Based on the improved GA, a global path-planning method for the wall surface inspection robot was proposed under a GPS-denied environment. Firstly, by materializing the GPS signal strength, the GPS signal strength information was introduced into the established raster map. The space map with GPS signal was established. The GA was initialized using PSO so as to address local optimum and slow convergence rate induced by too-random initialization of GA. Taking into account the changes in the GPS signal strength and path angle, the fitness degree function was optimized. A new crossover and mutation probability update method was proposed in accordance with the population fitness. Finally, the contrast simulation experiment was performed. According to the simulation results, the blind area of the GPS signal can be well avoided by using both the raster map containing GPS signal and the improved GA to path planning. The results showed that the path generated with the improved GA had the smallest angle changing, with average convergence times of 35.9 times and angle of 55.88°. Compared with the traditional GA and PSO, the improved GA obviously performed excellently in stable global path-planning performance. Therefore, the proposed algorithm was proved to be better than the traditional GA and PSO algorithm in terms of convergence rate, path quality, path angle change, and stability.

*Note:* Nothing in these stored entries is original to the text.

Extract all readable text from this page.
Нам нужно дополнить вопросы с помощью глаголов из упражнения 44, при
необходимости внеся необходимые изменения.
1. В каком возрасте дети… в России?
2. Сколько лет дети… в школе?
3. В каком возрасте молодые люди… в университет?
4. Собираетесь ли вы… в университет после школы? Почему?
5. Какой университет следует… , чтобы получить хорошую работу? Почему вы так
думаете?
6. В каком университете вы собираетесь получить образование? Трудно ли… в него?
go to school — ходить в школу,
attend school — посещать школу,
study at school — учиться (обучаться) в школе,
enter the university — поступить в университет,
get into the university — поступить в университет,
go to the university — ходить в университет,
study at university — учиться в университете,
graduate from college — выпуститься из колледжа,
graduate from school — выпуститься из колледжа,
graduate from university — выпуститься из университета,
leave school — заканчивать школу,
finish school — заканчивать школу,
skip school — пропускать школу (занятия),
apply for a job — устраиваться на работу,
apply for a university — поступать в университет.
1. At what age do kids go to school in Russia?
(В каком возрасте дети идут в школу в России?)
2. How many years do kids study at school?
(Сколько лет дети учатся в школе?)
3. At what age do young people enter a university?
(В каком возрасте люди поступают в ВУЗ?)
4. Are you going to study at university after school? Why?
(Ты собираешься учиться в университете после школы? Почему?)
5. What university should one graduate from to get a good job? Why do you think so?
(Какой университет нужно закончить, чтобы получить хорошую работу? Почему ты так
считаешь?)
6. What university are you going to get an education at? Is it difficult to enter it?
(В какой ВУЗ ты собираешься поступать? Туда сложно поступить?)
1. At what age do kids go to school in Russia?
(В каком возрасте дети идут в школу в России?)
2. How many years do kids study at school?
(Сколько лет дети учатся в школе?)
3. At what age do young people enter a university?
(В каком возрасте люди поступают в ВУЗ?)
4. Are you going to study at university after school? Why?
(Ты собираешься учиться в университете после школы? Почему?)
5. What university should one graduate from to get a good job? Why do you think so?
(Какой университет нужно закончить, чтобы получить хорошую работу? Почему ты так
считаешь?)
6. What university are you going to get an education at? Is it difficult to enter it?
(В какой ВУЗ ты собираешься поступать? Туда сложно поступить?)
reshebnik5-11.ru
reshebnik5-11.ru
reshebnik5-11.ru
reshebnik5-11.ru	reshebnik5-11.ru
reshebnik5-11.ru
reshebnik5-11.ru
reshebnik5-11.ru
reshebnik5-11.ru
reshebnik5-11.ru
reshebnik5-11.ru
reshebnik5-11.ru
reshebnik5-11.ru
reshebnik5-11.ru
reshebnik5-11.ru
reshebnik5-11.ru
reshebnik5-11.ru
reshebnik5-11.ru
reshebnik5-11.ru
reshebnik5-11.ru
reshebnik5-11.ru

There are many difficulties such as the introduction form of GPS signal, evaluation index, experimental design, and coding. We have to overcome these one by one. The toughest problem we have ever had may be the computational efficiency. We used MatlabR2020b, which was installed in a computer with Ryzen75800H and RTX3060, and spent a lot of time on it. How to reduce the computation of planning is the focus of the next phase of work. We hope that the algorithm can complete this work in a short time, which makes it work better in real scenarios. We will put the task center on applying it to a real robot in follow-up work.